I have been craving breakfast burritos for over a week now. Something about the egg and the salsa mixed together. SO delicious–BUT– getting them from a fast food restaurant is no good. They are sure to be filled with preservatives and more than double the daily recommended sodium value. The good news is that these breakfast burritos can be made at home, at half the calorie count and twice the flavor. And you can customize them however you want them! I think I am going to try a mediterranean next, with pieces of grilled chicken and kalamata olives. But I digress— here is what you need to make the burritos pictured above!
Ingredients: (Yields 4 burritos)
2 tsp olive oil
1/2 red onion, diced
1 red bell pepper, diced
1 cup drained & rinsed black beans (get low sodium if you can)
4 eggs & 4 egg whites
1/3 cup pepper jack cheese, shredded
whole wheat tortillas
1/4 cup reduced fat sour cream OR substitute that with plain low fat yogurt (it tastes the exact same!)
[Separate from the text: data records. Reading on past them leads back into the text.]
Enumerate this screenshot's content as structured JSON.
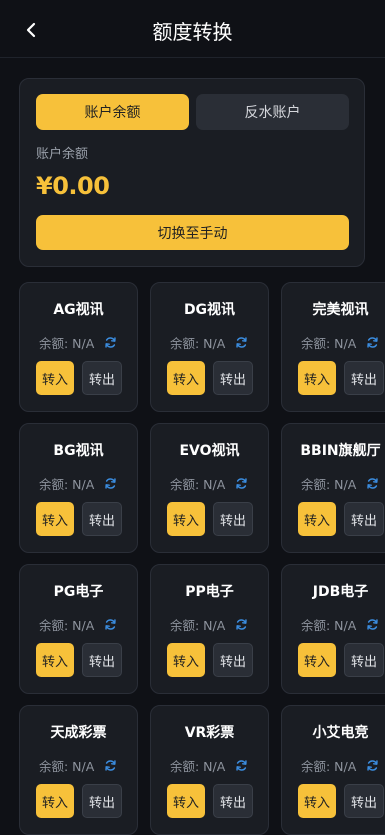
{
  "header": {
    "title": "额度转换",
    "back_icon": "chevron-left-icon"
  },
  "balance": {
    "tabs": [
      "账户余额",
      "反水账户"
    ],
    "label": "账户余额",
    "amount": "¥0.00",
    "switch_label": "切换至手动"
  },
  "colors": {
    "accent": "#f7c13a",
    "background": "#0f1116",
    "card": "#1a1d23",
    "refresh": "#3b8de0"
  },
  "platforms": [
    {
      "name": "AG视讯",
      "balance": "余额: N/A",
      "in": "转入",
      "out": "转出"
    },
    {
      "name": "DG视讯",
      "balance": "余额: N/A",
      "in": "转入",
      "out": "转出"
    },
    {
      "name": "完美视讯",
      "balance": "余额: N/A",
      "in": "转入",
      "out": "转出"
    },
    {
      "name": "BG视讯",
      "balance": "余额: N/A",
      "in": "转入",
      "out": "转出"
    },
    {
      "name": "EVO视讯",
      "balance": "余额: N/A",
      "in": "转入",
      "out": "转出"
    },
    {
      "name": "BBIN旗舰厅",
      "balance": "余额: N/A",
      "in": "转入",
      "out": "转出"
    },
    {
      "name": "PG电子",
      "balance": "余额: N/A",
      "in": "转入",
      "out": "转出"
    },
    {
      "name": "PP电子",
      "balance": "余额: N/A",
      "in": "转入",
      "out": "转出"
    },
    {
      "name": "JDB电子",
      "balance": "余额: N/A",
      "in": "转入",
      "out": "转出"
    },
    {
      "name": "天成彩票",
      "balance": "余额: N/A",
      "in": "转入",
      "out": "转出"
    },
    {
      "name": "VR彩票",
      "balance": "余额: N/A",
      "in": "转入",
      "out": "转出"
    },
    {
      "name": "小艾电竞",
      "balance": "余额: N/A",
      "in": "转入",
      "out": "转出"
    }
  ]
}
1/4 cup salsa (homemade is the best!)
1 large tomato, diced
1 avocado, cubed
Heat EVOO in pan over medium high heat. Cook onions and peppers until soft (about 8 minutes). Add black beans, cook for another three minutes. Season with salt and pepper and transfer to a bowl. Next, Whisk eggs and egg whites with cheese, spray skillet with cooking spray and cook eggs scrambled over low heat until done. Spread each tortilla with salsa and sour cream. Spoon in some of the black bean mixture, egg mixture and then add some diced tomato and avocado. Season with salt and pepper if desired and reserve some salsa for dipping! Each burrito is about 350 calories. If you wanted to make this even healthier try using less or no cheese or using only egg whites in the burrito!